Вся революционная идеология есть стремление её носителей к самообожествлению и построению пантеистического царства благополучия на Земле. Самообожествление наделяет революционера правом отвергать все законы и правила, поскольку они для него даны не свыше, а им же самим как части пантеистического божества. Самообожествление даёт соблазнительную вседозволенность сравнительно с теистическим смирением.

В этом отношении очень полезны исследования о всей советской литературе как о литературе пантеистической, основанной на идее самообожествления, характерной для основной массы писателей, избравших сторону революции, от всех пролетарских поэтов до В.В. Маяковского. «На место оплёванного и низвергнутого Бога поэт поставляет Человека», «последнее слово в пьесе отдано обожествлённому пролетарскому МЫ». Литература революции воспевала всемогущий титанизм человекобожества, способного и правомочного, как видит исследователь, к «фашистской утилизации ненужных, вредных по теории людей». У Маяковского буквально звучит: «всех миров богатство прикарманьте! Стар – убивать. На пепельницы черепа!» [С.Г. Семёнова «Русская поэзия и проза 1920-1930-х годов. Поэтика – Видение мира – Философия» М.: ИМЛИ РАН, Наследие, 2001, с.147, 159-161].
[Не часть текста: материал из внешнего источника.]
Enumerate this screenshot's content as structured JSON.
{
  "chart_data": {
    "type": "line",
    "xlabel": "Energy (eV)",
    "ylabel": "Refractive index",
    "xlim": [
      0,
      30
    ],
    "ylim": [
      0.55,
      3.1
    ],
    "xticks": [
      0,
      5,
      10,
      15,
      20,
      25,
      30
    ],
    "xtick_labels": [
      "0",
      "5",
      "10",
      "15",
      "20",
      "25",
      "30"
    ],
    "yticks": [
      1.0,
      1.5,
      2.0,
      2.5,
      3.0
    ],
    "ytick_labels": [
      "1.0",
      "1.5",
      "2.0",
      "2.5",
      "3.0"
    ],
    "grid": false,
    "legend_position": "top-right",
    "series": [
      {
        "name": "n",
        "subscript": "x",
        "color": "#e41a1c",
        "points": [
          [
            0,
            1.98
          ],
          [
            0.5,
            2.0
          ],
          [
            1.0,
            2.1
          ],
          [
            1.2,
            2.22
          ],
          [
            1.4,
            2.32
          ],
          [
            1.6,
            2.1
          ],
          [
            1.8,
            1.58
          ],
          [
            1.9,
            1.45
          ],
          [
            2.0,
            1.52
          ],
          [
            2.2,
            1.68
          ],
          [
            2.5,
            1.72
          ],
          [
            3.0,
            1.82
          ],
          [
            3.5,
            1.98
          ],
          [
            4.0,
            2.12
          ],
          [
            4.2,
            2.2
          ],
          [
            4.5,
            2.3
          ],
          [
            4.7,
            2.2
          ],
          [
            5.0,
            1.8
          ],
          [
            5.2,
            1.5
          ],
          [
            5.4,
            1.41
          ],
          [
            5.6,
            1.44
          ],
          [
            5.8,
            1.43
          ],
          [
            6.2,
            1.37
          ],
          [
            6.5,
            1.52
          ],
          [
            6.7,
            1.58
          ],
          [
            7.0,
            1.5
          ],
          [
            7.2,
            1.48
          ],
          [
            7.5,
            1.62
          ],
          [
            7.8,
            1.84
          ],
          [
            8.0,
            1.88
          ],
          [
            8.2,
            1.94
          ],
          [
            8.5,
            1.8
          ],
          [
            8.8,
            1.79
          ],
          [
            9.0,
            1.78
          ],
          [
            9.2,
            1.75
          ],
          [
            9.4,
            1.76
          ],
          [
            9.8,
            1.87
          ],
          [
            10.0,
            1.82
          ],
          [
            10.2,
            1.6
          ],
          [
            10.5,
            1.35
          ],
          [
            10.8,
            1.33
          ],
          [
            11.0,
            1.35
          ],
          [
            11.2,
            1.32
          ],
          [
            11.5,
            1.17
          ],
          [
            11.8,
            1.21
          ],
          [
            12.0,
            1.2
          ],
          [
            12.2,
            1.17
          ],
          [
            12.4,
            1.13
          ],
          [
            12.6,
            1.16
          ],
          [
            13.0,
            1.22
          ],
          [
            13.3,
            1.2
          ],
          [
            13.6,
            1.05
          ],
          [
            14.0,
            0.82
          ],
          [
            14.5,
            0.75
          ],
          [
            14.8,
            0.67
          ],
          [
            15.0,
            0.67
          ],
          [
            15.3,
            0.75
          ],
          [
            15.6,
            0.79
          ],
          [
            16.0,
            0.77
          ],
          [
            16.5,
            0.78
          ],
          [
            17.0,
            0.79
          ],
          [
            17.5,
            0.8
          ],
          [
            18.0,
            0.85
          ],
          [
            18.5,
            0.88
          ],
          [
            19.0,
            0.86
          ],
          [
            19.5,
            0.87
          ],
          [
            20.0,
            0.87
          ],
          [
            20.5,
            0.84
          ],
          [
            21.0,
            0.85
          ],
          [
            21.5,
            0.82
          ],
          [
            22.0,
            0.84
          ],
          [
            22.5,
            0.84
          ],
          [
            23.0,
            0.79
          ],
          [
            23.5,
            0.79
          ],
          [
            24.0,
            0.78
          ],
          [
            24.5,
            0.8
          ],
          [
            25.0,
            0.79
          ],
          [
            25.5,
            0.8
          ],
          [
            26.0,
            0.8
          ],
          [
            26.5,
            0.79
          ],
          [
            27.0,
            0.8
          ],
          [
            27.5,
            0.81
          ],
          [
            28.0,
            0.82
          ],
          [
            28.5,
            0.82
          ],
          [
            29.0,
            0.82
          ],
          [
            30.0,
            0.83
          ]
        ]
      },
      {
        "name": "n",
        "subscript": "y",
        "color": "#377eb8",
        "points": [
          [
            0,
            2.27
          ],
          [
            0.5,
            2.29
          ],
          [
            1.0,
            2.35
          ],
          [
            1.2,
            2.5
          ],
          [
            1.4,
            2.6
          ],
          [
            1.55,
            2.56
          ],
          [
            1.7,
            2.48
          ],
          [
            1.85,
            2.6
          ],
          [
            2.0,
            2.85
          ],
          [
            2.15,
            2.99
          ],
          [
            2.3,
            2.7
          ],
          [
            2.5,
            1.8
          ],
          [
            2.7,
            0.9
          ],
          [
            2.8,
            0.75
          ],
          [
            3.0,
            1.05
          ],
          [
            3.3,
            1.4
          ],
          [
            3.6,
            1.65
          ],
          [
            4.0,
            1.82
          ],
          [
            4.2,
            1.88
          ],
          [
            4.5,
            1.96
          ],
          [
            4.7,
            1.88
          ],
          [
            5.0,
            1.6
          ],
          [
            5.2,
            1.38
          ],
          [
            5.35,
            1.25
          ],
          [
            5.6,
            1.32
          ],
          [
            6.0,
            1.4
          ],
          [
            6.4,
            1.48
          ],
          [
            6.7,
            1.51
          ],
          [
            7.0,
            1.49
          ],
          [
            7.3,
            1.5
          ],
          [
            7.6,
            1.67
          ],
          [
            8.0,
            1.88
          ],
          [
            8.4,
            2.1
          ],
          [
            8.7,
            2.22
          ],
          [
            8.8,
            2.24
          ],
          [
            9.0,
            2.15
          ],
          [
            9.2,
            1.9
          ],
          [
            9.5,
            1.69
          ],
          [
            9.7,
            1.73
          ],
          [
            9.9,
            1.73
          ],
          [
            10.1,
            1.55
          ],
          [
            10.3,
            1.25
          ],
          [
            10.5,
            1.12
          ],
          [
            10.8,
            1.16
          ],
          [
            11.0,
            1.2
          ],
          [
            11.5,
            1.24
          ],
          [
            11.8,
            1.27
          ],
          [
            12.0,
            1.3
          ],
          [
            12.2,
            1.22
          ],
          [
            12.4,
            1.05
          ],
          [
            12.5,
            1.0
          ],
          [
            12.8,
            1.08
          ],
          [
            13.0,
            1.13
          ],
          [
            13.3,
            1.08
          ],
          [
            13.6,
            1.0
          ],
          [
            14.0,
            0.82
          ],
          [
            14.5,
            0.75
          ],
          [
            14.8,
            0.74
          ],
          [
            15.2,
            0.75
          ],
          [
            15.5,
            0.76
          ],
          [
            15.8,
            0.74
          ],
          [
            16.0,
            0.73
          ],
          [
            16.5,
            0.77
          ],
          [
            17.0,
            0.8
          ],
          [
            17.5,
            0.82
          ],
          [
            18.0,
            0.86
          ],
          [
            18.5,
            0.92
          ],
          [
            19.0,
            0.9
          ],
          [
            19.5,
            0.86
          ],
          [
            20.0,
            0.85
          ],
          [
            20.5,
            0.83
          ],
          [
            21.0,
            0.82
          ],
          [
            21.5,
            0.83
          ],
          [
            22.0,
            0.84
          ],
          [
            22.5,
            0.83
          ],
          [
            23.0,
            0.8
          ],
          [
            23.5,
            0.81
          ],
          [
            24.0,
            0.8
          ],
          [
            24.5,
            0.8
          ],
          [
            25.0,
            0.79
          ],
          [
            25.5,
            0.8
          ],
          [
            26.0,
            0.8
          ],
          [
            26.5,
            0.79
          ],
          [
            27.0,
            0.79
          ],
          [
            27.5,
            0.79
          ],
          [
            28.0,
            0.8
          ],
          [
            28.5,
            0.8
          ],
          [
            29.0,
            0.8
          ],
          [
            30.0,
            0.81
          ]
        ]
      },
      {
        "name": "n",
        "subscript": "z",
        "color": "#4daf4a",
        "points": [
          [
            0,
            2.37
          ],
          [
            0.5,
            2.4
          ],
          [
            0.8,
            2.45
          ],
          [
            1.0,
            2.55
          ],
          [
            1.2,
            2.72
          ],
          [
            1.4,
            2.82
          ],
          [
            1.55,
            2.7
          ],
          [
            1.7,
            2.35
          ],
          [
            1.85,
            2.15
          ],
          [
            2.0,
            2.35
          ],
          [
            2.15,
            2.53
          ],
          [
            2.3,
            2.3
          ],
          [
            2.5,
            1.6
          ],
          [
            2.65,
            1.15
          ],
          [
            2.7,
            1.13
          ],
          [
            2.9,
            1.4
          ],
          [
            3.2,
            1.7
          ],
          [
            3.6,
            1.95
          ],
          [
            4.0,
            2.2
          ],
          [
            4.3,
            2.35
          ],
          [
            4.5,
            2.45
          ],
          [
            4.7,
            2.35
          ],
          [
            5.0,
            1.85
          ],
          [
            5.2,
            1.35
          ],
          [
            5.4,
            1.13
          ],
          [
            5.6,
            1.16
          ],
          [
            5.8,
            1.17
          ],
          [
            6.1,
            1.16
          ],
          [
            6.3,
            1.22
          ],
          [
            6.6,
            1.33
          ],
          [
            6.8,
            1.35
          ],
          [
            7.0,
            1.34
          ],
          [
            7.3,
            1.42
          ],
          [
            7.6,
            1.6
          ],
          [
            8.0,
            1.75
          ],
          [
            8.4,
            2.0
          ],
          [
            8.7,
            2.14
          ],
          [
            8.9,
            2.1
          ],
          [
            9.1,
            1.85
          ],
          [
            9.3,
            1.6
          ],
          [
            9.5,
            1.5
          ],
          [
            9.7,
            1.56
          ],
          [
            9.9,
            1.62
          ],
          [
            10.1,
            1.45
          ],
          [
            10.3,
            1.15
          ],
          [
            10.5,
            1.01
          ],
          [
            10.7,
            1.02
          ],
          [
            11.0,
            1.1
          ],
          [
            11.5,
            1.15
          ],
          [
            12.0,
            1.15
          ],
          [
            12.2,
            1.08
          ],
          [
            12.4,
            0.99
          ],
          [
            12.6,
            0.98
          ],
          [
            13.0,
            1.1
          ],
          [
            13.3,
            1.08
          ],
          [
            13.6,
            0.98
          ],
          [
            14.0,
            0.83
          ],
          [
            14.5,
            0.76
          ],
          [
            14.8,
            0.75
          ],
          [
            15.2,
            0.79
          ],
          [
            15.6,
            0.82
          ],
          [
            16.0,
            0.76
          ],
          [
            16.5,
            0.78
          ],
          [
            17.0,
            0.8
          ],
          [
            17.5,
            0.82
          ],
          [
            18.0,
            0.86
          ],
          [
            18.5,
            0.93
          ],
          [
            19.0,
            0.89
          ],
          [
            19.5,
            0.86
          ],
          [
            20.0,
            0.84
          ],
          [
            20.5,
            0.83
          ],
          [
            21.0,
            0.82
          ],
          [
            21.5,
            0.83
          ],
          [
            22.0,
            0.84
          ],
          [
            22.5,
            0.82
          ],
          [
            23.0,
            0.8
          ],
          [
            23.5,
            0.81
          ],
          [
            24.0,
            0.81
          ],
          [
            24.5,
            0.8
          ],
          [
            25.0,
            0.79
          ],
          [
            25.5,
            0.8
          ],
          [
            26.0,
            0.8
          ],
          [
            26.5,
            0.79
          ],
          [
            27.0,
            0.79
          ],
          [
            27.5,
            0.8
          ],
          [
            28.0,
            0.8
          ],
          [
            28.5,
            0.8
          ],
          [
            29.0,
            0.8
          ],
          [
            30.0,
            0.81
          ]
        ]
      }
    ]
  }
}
Исследователь советской пантеистической литературы показывает полную неуместность популярных спекуляций на бердяевско-евразийской, советско-патриотической брехне про воплощение большевиками национальных, славянофильских, православных идеалов русского народа.

С.Г. Семёнова в книге о пантеизме революционной литературы закономерно выводит новый взгляд на мiр скорее из сочинений В.С. Соловьёва, пантеиста, который вёл ожесточённую полемику c защитниками сочинений Н.Я. Данилевского, безуспешно пытаясь их дискредитировать. Критику национализма со стороны Владимира Соловьёва удачно разбил Н.Н. Страхов, а в другом споре с Соловьёвым Лев Тихомиров доказал, что государство, предоставляя различные права тем или иным верующим, само должно основываться на определённом вероучении, тогда как соловьёвское равноправие ведёт к обязательному религиозному безразличию государственных установлений, к светской гуманистической идеологии – как и вышло у большевиков.